To mark the third anniversary of World Health Organization’s declaration of a global pandemic, The New York Times asked a panel of public health experts how they would respond if a new pandemic were to appear tomorrow — whether they would or would not recommend measures such as international travel bans, mask and vaccine mandates, or school closures. The experts — academics from leading medical schools and universities and high-ranking government officials — gave often opposite answers.
“Travel bans have rarely stopped the spread of new pathogens,” argued Dr. Jennifer B. Nuzzo, director of the Pandemic Center at Brown University School of Public Health. But they can create a chilling effect on a country’s willingness to diagnose and report cases and hamper the movement of critical supplies, she said. “Travel bans can be an effective public health tool,” countered Dr. Jerome Adams, the 20th U.S. surgeon general. “They can buy time and can save resources and lives.”
The exercise demonstrated that experts with similar goals can come to very different conclusions — and that navigating global emergencies requires more than access to the right information or experience. Managing a pandemic requires collaboration, writes Amanda Ripley, author of High Conflict: Why We Get Trapped and How We Get Out. Ripley doesn’t argue in favor of eliminating conflict, but against the kind of dehumanizing conflict that reduces people to binary groups — us vs. them. We “are all connected,” she writes, “and the central challenge of our time is to create institutions and societies designed for healthy conflict.”
One strategy for creating an environment where healthy conflict can thrive is embedded in contact theory — more than 500 experiments have shown that when people have meaningful interactions with others, they have a harder time caricaturing one another, Ripley writes. “Relationships change us, way more than facts.”
That’s good news for an industry whose purpose is to bring people and ideas together. At PCMA, we have been on a journey to create wider circles for difficult, challenging conversations. In 2020, we created new relationships and connections when we acquired the Corporate Event Marketing Association. Earlier this year, we announced a sustainability-focused partnership with the American Geophysical Union, an alliance with the National Coalition of Black Meeting Professionals, the acquisition of both Event Leadership Institute and U.K.-based Event Marketing Association. PCMA also became the 10th partner of the Exhibitions & Conferences Alliance, the unified advocacy voice of the face-to-face business events industry.
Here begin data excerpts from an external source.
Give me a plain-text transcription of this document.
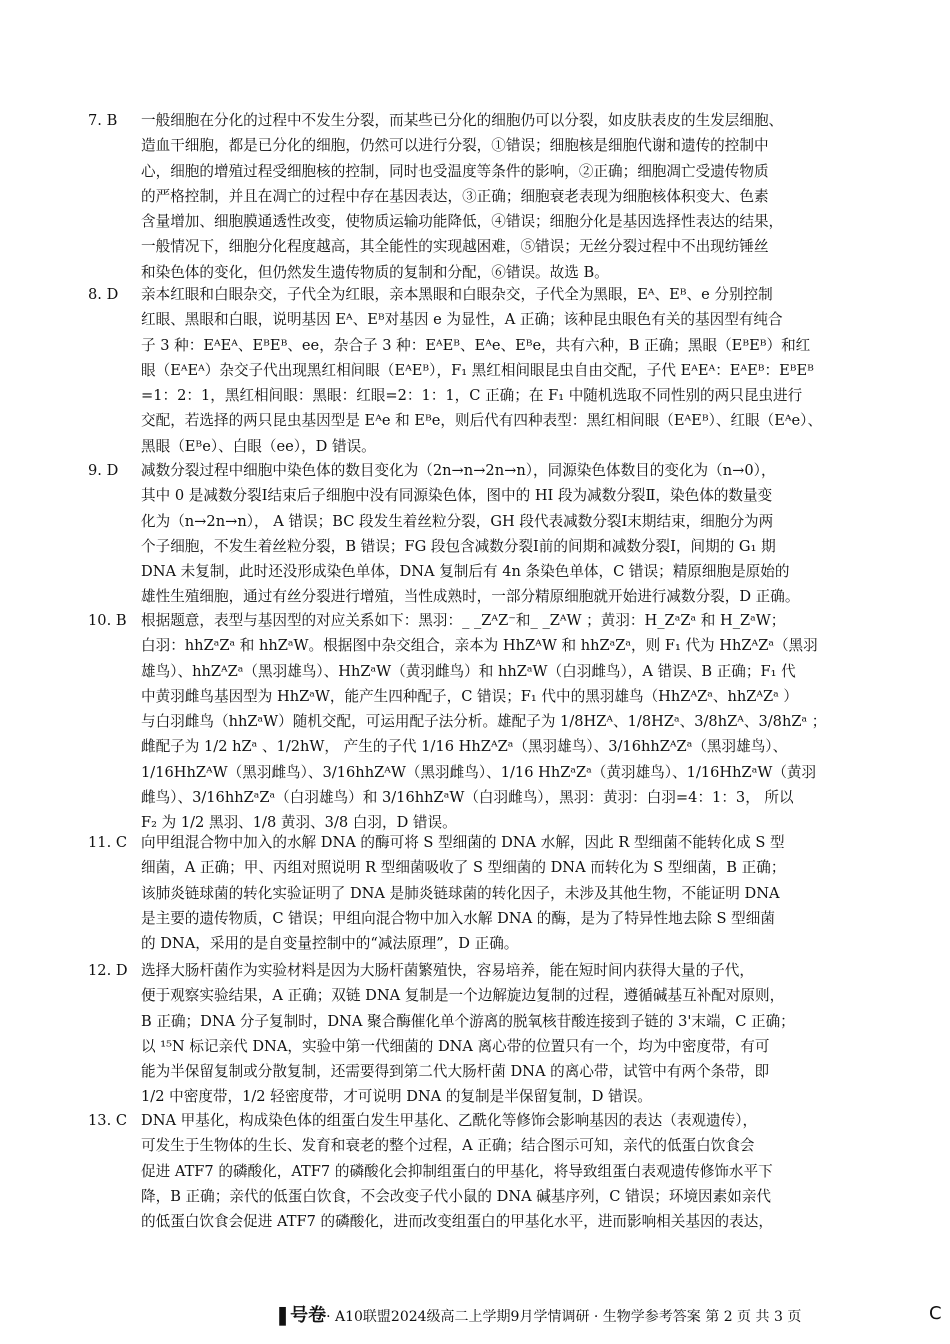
7. B	一般细胞在分化的过程中不发生分裂，而某些已分化的细胞仍可以分裂，如皮肤表皮的生发层细胞、
造血干细胞，都是已分化的细胞，仍然可以进行分裂，①错误；细胞核是细胞代谢和遗传的控制中
心，细胞的增殖过程受细胞核的控制，同时也受温度等条件的影响，②正确；细胞凋亡受遗传物质
的严格控制，并且在凋亡的过程中存在基因表达，③正确；细胞衰老表现为细胞核体积变大、色素
含量增加、细胞膜通透性改变，使物质运输功能降低，④错误；细胞分化是基因选择性表达的结果，
一般情况下，细胞分化程度越高，其全能性的实现越困难，⑤错误；无丝分裂过程中不出现纺锤丝
和染色体的变化，但仍然发生遗传物质的复制和分配，⑥错误。故选 B。
8. D	亲本红眼和白眼杂交，子代全为红眼，亲本黑眼和白眼杂交，子代全为黑眼，Eᴬ、Eᴮ、e 分别控制
红眼、黑眼和白眼，说明基因 Eᴬ、Eᴮ对基因 e 为显性，A 正确；该种昆虫眼色有关的基因型有纯合
子 3 种：EᴬEᴬ、EᴮEᴮ、ee，杂合子 3 种：EᴬEᴮ、Eᴬe、Eᴮe，共有六种，B 正确；黑眼（EᴮEᴮ）和红
眼（EᴬEᴬ）杂交子代出现黑红相间眼（EᴬEᴮ），F₁ 黑红相间眼昆虫自由交配，子代 EᴬEᴬ：EᴬEᴮ：EᴮEᴮ
=1：2：1，黑红相间眼：黑眼：红眼=2：1：1，C 正确；在 F₁ 中随机选取不同性别的两只昆虫进行
交配，若选择的两只昆虫基因型是 Eᴬe 和 Eᴮe，则后代有四种表型：黑红相间眼（EᴬEᴮ）、红眼（Eᴬe）、
黑眼（Eᴮe）、白眼（ee），D 错误。
9. D	减数分裂过程中细胞中染色体的数目变化为（2n→n→2n→n），同源染色体数目的变化为（n→0），
其中 0 是减数分裂Ⅰ结束后子细胞中没有同源染色体，图中的 HI 段为减数分裂Ⅱ，染色体的数量变
化为（n→2n→n）， A 错误；BC 段发生着丝粒分裂，GH 段代表减数分裂Ⅰ末期结束，细胞分为两
个子细胞，不发生着丝粒分裂，B 错误；FG 段包含减数分裂Ⅰ前的间期和减数分裂Ⅰ，间期的 G₁ 期
DNA 未复制，此时还没形成染色单体，DNA 复制后有 4n 条染色单体，C 错误；精原细胞是原始的
雄性生殖细胞，通过有丝分裂进行增殖，当性成熟时，一部分精原细胞就开始进行减数分裂，D 正确。
10. B 根据题意，表型与基因型的对应关系如下：黑羽：_ _ZᴬZ⁻和_ _ZᴬW ；黄羽：H_ZᵃZᵃ 和 H_ZᵃW；
白羽：hhZᵃZᵃ 和 hhZᵃW。根据图中杂交组合，亲本为 HhZᴬW 和 hhZᵃZᵃ，则 F₁ 代为 HhZᴬZᵃ（黑羽
雄鸟）、hhZᴬZᵃ（黑羽雄鸟）、HhZᵃW（黄羽雌鸟）和 hhZᵃW（白羽雌鸟），A 错误、B 正确；F₁ 代
中黄羽雌鸟基因型为 HhZᵃW，能产生四种配子，C 错误；F₁ 代中的黑羽雄鸟（HhZᴬZᵃ、hhZᴬZᵃ ）
与白羽雌鸟（hhZᵃW）随机交配，可运用配子法分析。雄配子为 1/8HZᴬ、1/8HZᵃ、3/8hZᴬ、3/8hZᵃ ；
雌配子为 1/2 hZᵃ 、1/2hW， 产生的子代 1/16 HhZᴬZᵃ（黑羽雄鸟）、3/16hhZᴬZᵃ（黑羽雄鸟）、
1/16HhZᴬW（黑羽雌鸟）、3/16hhZᴬW（黑羽雌鸟）、1/16 HhZᵃZᵃ（黄羽雄鸟）、1/16HhZᵃW（黄羽
雌鸟）、3/16hhZᵃZᵃ（白羽雄鸟）和 3/16hhZᵃW（白羽雌鸟），黑羽：黄羽：白羽=4：1：3， 所以
F₂ 为 1/2 黑羽、1/8 黄羽、3/8 白羽，D 错误。
11. C 向甲组混合物中加入的水解 DNA 的酶可将 S 型细菌的 DNA 水解，因此 R 型细菌不能转化成 S 型
细菌，A 正确；甲、丙组对照说明 R 型细菌吸收了 S 型细菌的 DNA 而转化为 S 型细菌，B 正确；
该肺炎链球菌的转化实验证明了 DNA 是肺炎链球菌的转化因子，未涉及其他生物，不能证明 DNA
是主要的遗传物质，C 错误；甲组向混合物中加入水解 DNA 的酶，是为了特异性地去除 S 型细菌
的 DNA，采用的是自变量控制中的“减法原理”，D 正确。
12. D 选择大肠杆菌作为实验材料是因为大肠杆菌繁殖快，容易培养，能在短时间内获得大量的子代，
便于观察实验结果，A 正确；双链 DNA 复制是一个边解旋边复制的过程，遵循碱基互补配对原则，
B 正确；DNA 分子复制时，DNA 聚合酶催化单个游离的脱氧核苷酸连接到子链的 3'末端，C 正确；
以 ¹⁵N 标记亲代 DNA，实验中第一代细菌的 DNA 离心带的位置只有一个，均为中密度带，有可
能为半保留复制或分散复制，还需要得到第二代大肠杆菌 DNA 的离心带，试管中有两个条带，即
1/2 中密度带，1/2 轻密度带，才可说明 DNA 的复制是半保留复制，D 错误。
13. C DNA 甲基化，构成染色体的组蛋白发生甲基化、乙酰化等修饰会影响基因的表达（表观遗传），
可发生于生物体的生长、发育和衰老的整个过程，A 正确；结合图示可知，亲代的低蛋白饮食会
促进 ATF7 的磷酸化，ATF7 的磷酸化会抑制组蛋白的甲基化，将导致组蛋白表观遗传修饰水平下
降，B 正确；亲代的低蛋白饮食，不会改变子代小鼠的 DNA 碱基序列，C 错误；环境因素如亲代
的低蛋白饮食会促进 ATF7 的磷酸化，进而改变组蛋白的甲基化水平，进而影响相关基因的表达，
❚号卷· A10联盟2024级高二上学期9月学情调研 · 生物学参考答案 第 2 页 共 3 页	C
Together, we will collaborate to bring economic and social transformation to the audiences, communities, and bands we serve.
One example of our partnership with the American Geophysical Union: We worked with them to plan an executive panel session on climate change at PCMA Convening Leaders 2023 in January. During the session, Matthew Huber, Ph.D., a professor of earth, atmospheric, and planetary sciences
at Purdue University, spoke plainly about the power that meeting professionals have in their personal and work lives to make decisions about actions that result in carbon emissions.
As an industry, Huber said, “one of the main things that you have to realize is that you can try and do your job to cut emissions but unless the emissions are due to air travel decrease, you’ll be working around the margins.”